Pemupukan. Berikan pupuk seimbang dengan pelepasan lambat pada musim semi dan musim panas untuk mendukung pertumbuhan dan pembungaan. Hindari pemupukan berlebihan yang dapat menyebabkan pertumbuhan daun yang berlebihan sehingga mengorbankan bunga.
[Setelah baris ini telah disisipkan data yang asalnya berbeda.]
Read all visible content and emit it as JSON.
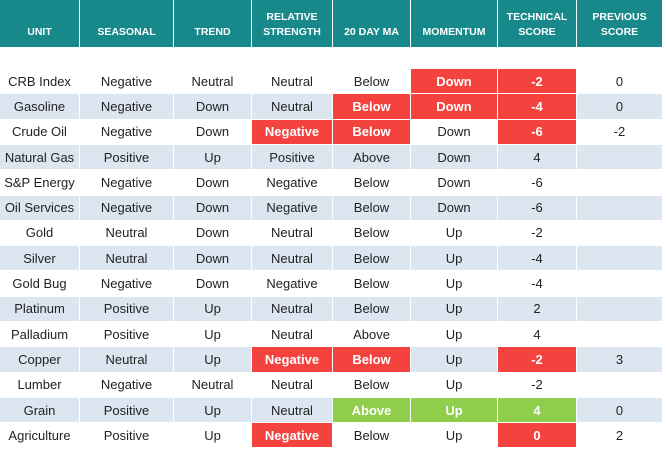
{
  "table": {
    "header": [
      "UNIT",
      "SEASONAL",
      "TREND",
      "RELATIVE STRENGTH",
      "20 DAY MA",
      "MOMENTUM",
      "TECHNICAL SCORE",
      "PREVIOUS SCORE"
    ],
    "rows": [
      [
        "CRB Index",
        "Negative",
        "Neutral",
        "Neutral",
        "Below",
        "Down",
        -2,
        0
      ],
      [
        "Gasoline",
        "Negative",
        "Down",
        "Neutral",
        "Below",
        "Down",
        -4,
        0
      ],
      [
        "Crude Oil",
        "Negative",
        "Down",
        "Negative",
        "Below",
        "Down",
        -6,
        -2
      ],
      [
        "Natural Gas",
        "Positive",
        "Up",
        "Positive",
        "Above",
        "Down",
        4,
        null
      ],
      [
        "S&P Energy",
        "Negative",
        "Down",
        "Negative",
        "Below",
        "Down",
        -6,
        null
      ],
      [
        "Oil Services",
        "Negative",
        "Down",
        "Negative",
        "Below",
        "Down",
        -6,
        null
      ],
      [
        "Gold",
        "Neutral",
        "Down",
        "Neutral",
        "Below",
        "Up",
        -2,
        null
      ],
      [
        "Silver",
        "Neutral",
        "Down",
        "Neutral",
        "Below",
        "Up",
        -4,
        null
      ],
      [
        "Gold Bug",
        "Negative",
        "Down",
        "Negative",
        "Below",
        "Up",
        -4,
        null
      ],
      [
        "Platinum",
        "Positive",
        "Up",
        "Neutral",
        "Below",
        "Up",
        2,
        null
      ],
      [
        "Palladium",
        "Positive",
        "Up",
        "Neutral",
        "Above",
        "Up",
        4,
        null
      ],
      [
        "Copper",
        "Neutral",
        "Up",
        "Negative",
        "Below",
        "Up",
        -2,
        3
      ],
      [
        "Lumber",
        "Negative",
        "Neutral",
        "Neutral",
        "Below",
        "Up",
        -2,
        null
      ],
      [
        "Grain",
        "Positive",
        "Up",
        "Neutral",
        "Above",
        "Up",
        4,
        0
      ],
      [
        "Agriculture",
        "Positive",
        "Up",
        "Negative",
        "Below",
        "Up",
        0,
        2
      ]
    ]
  }
}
Hibiscus tiliaceus adalah tanaman yang tahan banting dan tumbuh cepat di iklim hangat. Tanaman ini menyukai sinar matahari penuh dan tanah yang memiliki drainase baik. Dapat mentolerir kekeringan ringan tetapi tumbuh terbaik dengan penyiraman teratur. Waspadai penyiraman berlebihan yang dapat menyebabkan masalah akar. Pemangkasan membantu mempertahankan bentuk dan merangsang berbunga.
Perbanyakan
- Metode perbanyakan
- Biji, Stek
- Tingkat perawatan
- Sedang
Ciri ornamental
- Berbunga
- Ya
- Masa berbunga
- musim semi–musim panas
Daun besar berbentuk hati dan bunga kuning cerah dengan pusat merah yang menarik penyerbuk. Tanaman ini memiliki bentuk semak yang rimbun dan dapat dibentuk sebagai pohon kecil atau semak.
Toksisitas & keamanan
- Beracun bagi manusia
- Sedikit beracun
- Beracun bagi hewan peliharaan
- Sedikit beracun
- Potensi gulma
- Bukan gulma
Umumnya tidak beracun tetapi getahnya dapat menyebabkan iritasi kulit ringan pada individu yang sensitif. Jauhkan dari hewan peliharaan jika mereka cenderung mengunyah tanaman.
Informasi alergi
- Risiko alergi
- Rendah
- Pemicu alergi
- Getah atau lateks, Kontak kulit
- Tingkat serbuk sari
- Rendah
Hibiscus tiliaceus dapat menyebabkan iritasi kulit ringan pada beberapa orang yang sensitif terhadap getahnya. Serbuk sari tanaman ini bukan pemicu alergi yang umum. Untuk mengurangi paparan, hindari kontak langsung dengan getah dan cuci tangan setelah menangani tanaman.
Masalah umum
Masalah umum meliputi daun menguning akibat penyiraman berlebihan, bercak daun akibat infeksi jamur di kondisi lembap, dan kadang-kadang serangan hama seperti kutu daun atau serangga sisik.
Kegunaan
Digunakan sebagai tanaman hias untuk taman dan penghijauan pesisir. Juga digunakan untuk stabilisasi tanah dan kerajinan tradisional di beberapa budaya.
Catatan
Pangkas setelah berbunga untuk membentuk tanaman dan menghilangkan kayu mati. Dapat dibudidayakan di dalam ruangan dengan cahaya terang tetapi lebih menyukai kondisi luar ruangan. Lindungi dari embun beku dan angin dingin.